The project took place in a scaffolded set of processes over the course of the semester, all while students continued to build a foundation of knowledge in indigenous histories, settler colonialism, histories of indigenous sovereignty and immigration policy in the US, and other topics related to the course. First, students worked in the Linda Lear Center for Special Collections & Archives, where they transcribed letters from the Wyles Family Western Reserve Collection. These letters dating from the late-18th and early-19th centuries concern parcels of land on the shores of Lake Erie in present-day Ohio, which were owned by the Connecticut Land Company and marketed and sold to settlers moving westward from Connecticut.
Students then worked in research groups representing different areas and scholarly exercises of the history discipline: Historians of Indigenous History, Historians of Settler Colonialism, Historians of Contacts & Interactions, Military Historian of the Western Reserve, Biographers of the Families Wyles and Bissell, and the World Builders tasked with geographical contextualization of the project.
The class met with the Digital Scholarship & Curriculum Center for a web design meeting in which students considered the scholarly aims of the website they would create, their audiences, how to structure the website in ways that would help make their arguments, and how they imagined drawing connections between different aspects of the site. The site was then drafted by myself, based upon those discussions, and students were taught how to upload their content to the relevant pages. Presentations at the end of the semester focused on the goals of each group’s contribution to the website and the intellectual challenges presented by both the topics themselves and the task of presenting them together in a cohesive public project.

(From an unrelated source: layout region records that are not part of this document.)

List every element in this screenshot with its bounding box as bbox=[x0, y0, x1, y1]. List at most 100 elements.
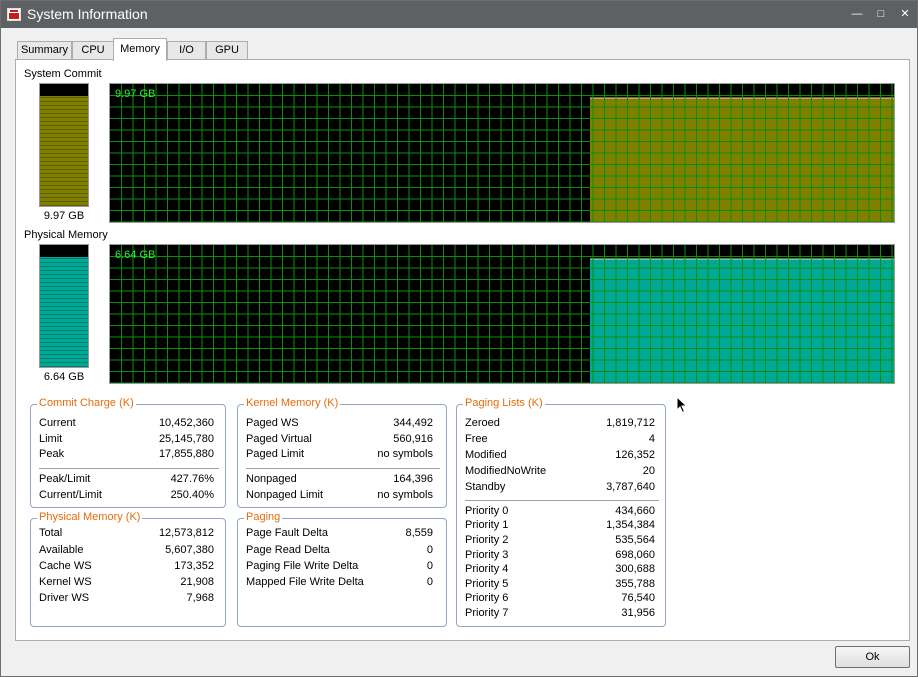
tab-summary[interactable]: Summary bbox=[17, 41, 72, 60]
stat-value: 4 bbox=[648, 433, 655, 445]
stat-row: Priority 7 31,956 bbox=[465, 607, 655, 622]
stat-row: Paged WS 344,492 bbox=[246, 417, 433, 432]
stat-row: Limit 25,145,780 bbox=[39, 433, 214, 448]
group-title: Physical Memory (K) bbox=[37, 511, 143, 523]
stat-label: Paging File Write Delta bbox=[246, 560, 359, 572]
stat-row: Page Fault Delta 8,559 bbox=[246, 527, 433, 542]
stat-row: Priority 0 434,660 bbox=[465, 505, 655, 520]
graph-canvas bbox=[110, 245, 894, 383]
paging-group: Paging Page Fault Delta 8,559 Page Read D… bbox=[237, 511, 447, 627]
stat-value: 427.76% bbox=[170, 473, 214, 485]
stat-label: Priority 4 bbox=[465, 563, 509, 575]
group-title: Paging bbox=[244, 511, 283, 523]
tab-io[interactable]: I/O bbox=[167, 41, 206, 60]
stat-label: Current bbox=[39, 417, 76, 429]
commit-charge-group: Commit Charge (K) Current 10,452,360 Limi… bbox=[30, 397, 226, 508]
stat-value: 434,660 bbox=[615, 505, 655, 517]
mouse-cursor-icon bbox=[676, 396, 688, 414]
graph-canvas bbox=[110, 84, 894, 222]
stat-label: Limit bbox=[39, 433, 63, 445]
stat-value: 300,688 bbox=[615, 563, 655, 575]
stat-label: Priority 7 bbox=[465, 607, 509, 619]
group-title: Kernel Memory (K) bbox=[244, 397, 341, 409]
system-commit-value: 9.97 GB bbox=[43, 210, 85, 222]
stat-label: Paged WS bbox=[246, 417, 299, 429]
close-button[interactable]: ✕ bbox=[894, 5, 916, 23]
stat-value: 1,354,384 bbox=[606, 519, 655, 531]
stat-row: Peak/Limit 427.76% bbox=[39, 473, 214, 488]
stat-row: Free 4 bbox=[465, 433, 655, 448]
stat-value: 250.40% bbox=[170, 489, 214, 501]
stat-label: Nonpaged Limit bbox=[246, 489, 324, 501]
stat-value: no symbols bbox=[377, 489, 433, 501]
stat-value: 21,908 bbox=[180, 576, 214, 588]
divider bbox=[39, 468, 219, 469]
stat-row: Current/Limit 250.40% bbox=[39, 489, 214, 504]
minimize-button[interactable]: — bbox=[846, 5, 868, 23]
physical-memory-level bbox=[40, 257, 88, 367]
stat-row: Paged Virtual 560,916 bbox=[246, 433, 433, 448]
stat-label: Priority 1 bbox=[465, 519, 509, 531]
group-title: Commit Charge (K) bbox=[37, 397, 136, 409]
tab-memory[interactable]: Memory bbox=[113, 38, 167, 61]
stat-value: 12,573,812 bbox=[158, 527, 214, 539]
system-commit-graph-value: 9.97 GB bbox=[115, 88, 156, 100]
stat-value: 355,788 bbox=[615, 578, 655, 590]
stat-value: 0 bbox=[426, 544, 433, 556]
physical-memory-graph-value: 6.64 GB bbox=[115, 249, 156, 261]
stat-value: 344,492 bbox=[393, 417, 433, 429]
maximize-button[interactable]: □ bbox=[870, 5, 892, 23]
physical-memory-history-graph: 6.64 GB bbox=[109, 244, 895, 384]
tab-cpu[interactable]: CPU bbox=[72, 41, 114, 60]
window-title: System Information bbox=[27, 6, 148, 22]
stat-label: Free bbox=[465, 433, 488, 445]
stat-label: Priority 0 bbox=[465, 505, 509, 517]
system-commit-level bbox=[40, 96, 88, 206]
stat-row: Zeroed 1,819,712 bbox=[465, 417, 655, 432]
stat-label: Driver WS bbox=[39, 592, 90, 604]
graph-grid bbox=[110, 84, 894, 222]
graph-grid bbox=[110, 245, 894, 383]
stat-label: Total bbox=[39, 527, 63, 539]
title-bar[interactable]: System Information — □ ✕ bbox=[1, 1, 917, 28]
stat-row: Priority 3 698,060 bbox=[465, 549, 655, 564]
stat-row: Peak 17,855,880 bbox=[39, 448, 214, 463]
tab-gpu[interactable]: GPU bbox=[206, 41, 248, 60]
stat-row: Available 5,607,380 bbox=[39, 544, 214, 559]
stat-row: Nonpaged Limit no symbols bbox=[246, 489, 433, 504]
physical-memory-label: Physical Memory bbox=[24, 229, 108, 241]
stat-value: 698,060 bbox=[615, 549, 655, 561]
stat-value: 0 bbox=[426, 560, 433, 572]
stat-value: 25,145,780 bbox=[158, 433, 214, 445]
stat-row: Priority 6 76,540 bbox=[465, 592, 655, 607]
stat-row: Kernel WS 21,908 bbox=[39, 576, 214, 591]
stat-value: 560,916 bbox=[393, 433, 433, 445]
stat-row: Standby 3,787,640 bbox=[465, 481, 655, 496]
physical-memory-value: 6.64 GB bbox=[43, 371, 85, 383]
stat-label: Peak bbox=[39, 448, 65, 460]
ok-button[interactable]: Ok bbox=[835, 646, 910, 668]
stat-row: Paged Limit no symbols bbox=[246, 448, 433, 463]
stat-label: Page Read Delta bbox=[246, 544, 330, 556]
stat-label: Nonpaged bbox=[246, 473, 297, 485]
system-commit-bar bbox=[39, 83, 89, 207]
divider bbox=[465, 500, 659, 501]
stat-row: Page Read Delta 0 bbox=[246, 544, 433, 559]
stat-row: Priority 5 355,788 bbox=[465, 578, 655, 593]
stat-value: 126,352 bbox=[615, 449, 655, 461]
stat-value: 76,540 bbox=[621, 592, 655, 604]
stat-row: Current 10,452,360 bbox=[39, 417, 214, 432]
stat-row: Mapped File Write Delta 0 bbox=[246, 576, 433, 591]
stat-value: no symbols bbox=[377, 448, 433, 460]
stat-label: Current/Limit bbox=[39, 489, 102, 501]
kernel-memory-group: Kernel Memory (K) Paged WS 344,492 Paged … bbox=[237, 397, 447, 508]
stat-label: Zeroed bbox=[465, 417, 500, 429]
stat-label: Page Fault Delta bbox=[246, 527, 328, 539]
stat-label: Modified bbox=[465, 449, 507, 461]
stat-label: Priority 2 bbox=[465, 534, 509, 546]
stat-row: Priority 1 1,354,384 bbox=[465, 519, 655, 534]
stat-label: Mapped File Write Delta bbox=[246, 576, 364, 588]
stat-label: Peak/Limit bbox=[39, 473, 91, 485]
paging-lists-group: Paging Lists (K) Zeroed 1,819,712 Free 4 M… bbox=[456, 397, 666, 627]
stat-row: Modified 126,352 bbox=[465, 449, 655, 464]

Professor Hernández writes in the introduction: “Beyond the Archives is a digital gathering place to witness, in action, the concepts of ‘expansion,’ and ‘settler colonialism’: letters where settlers discuss dispossession. […] Sources are what structure historical narratives. […] Yet, this digital project demonstrates what historians can do to underline the erasures of Indigenous voices and gendered voids in these documents,” which encapsulates the intellectual journey students took across the course of the project. Hernández plans to expand upon the project in future iterations of the course, whether through further engagement with the same collection or working with other related documents in Connecticut College’s Special Collections & Archives.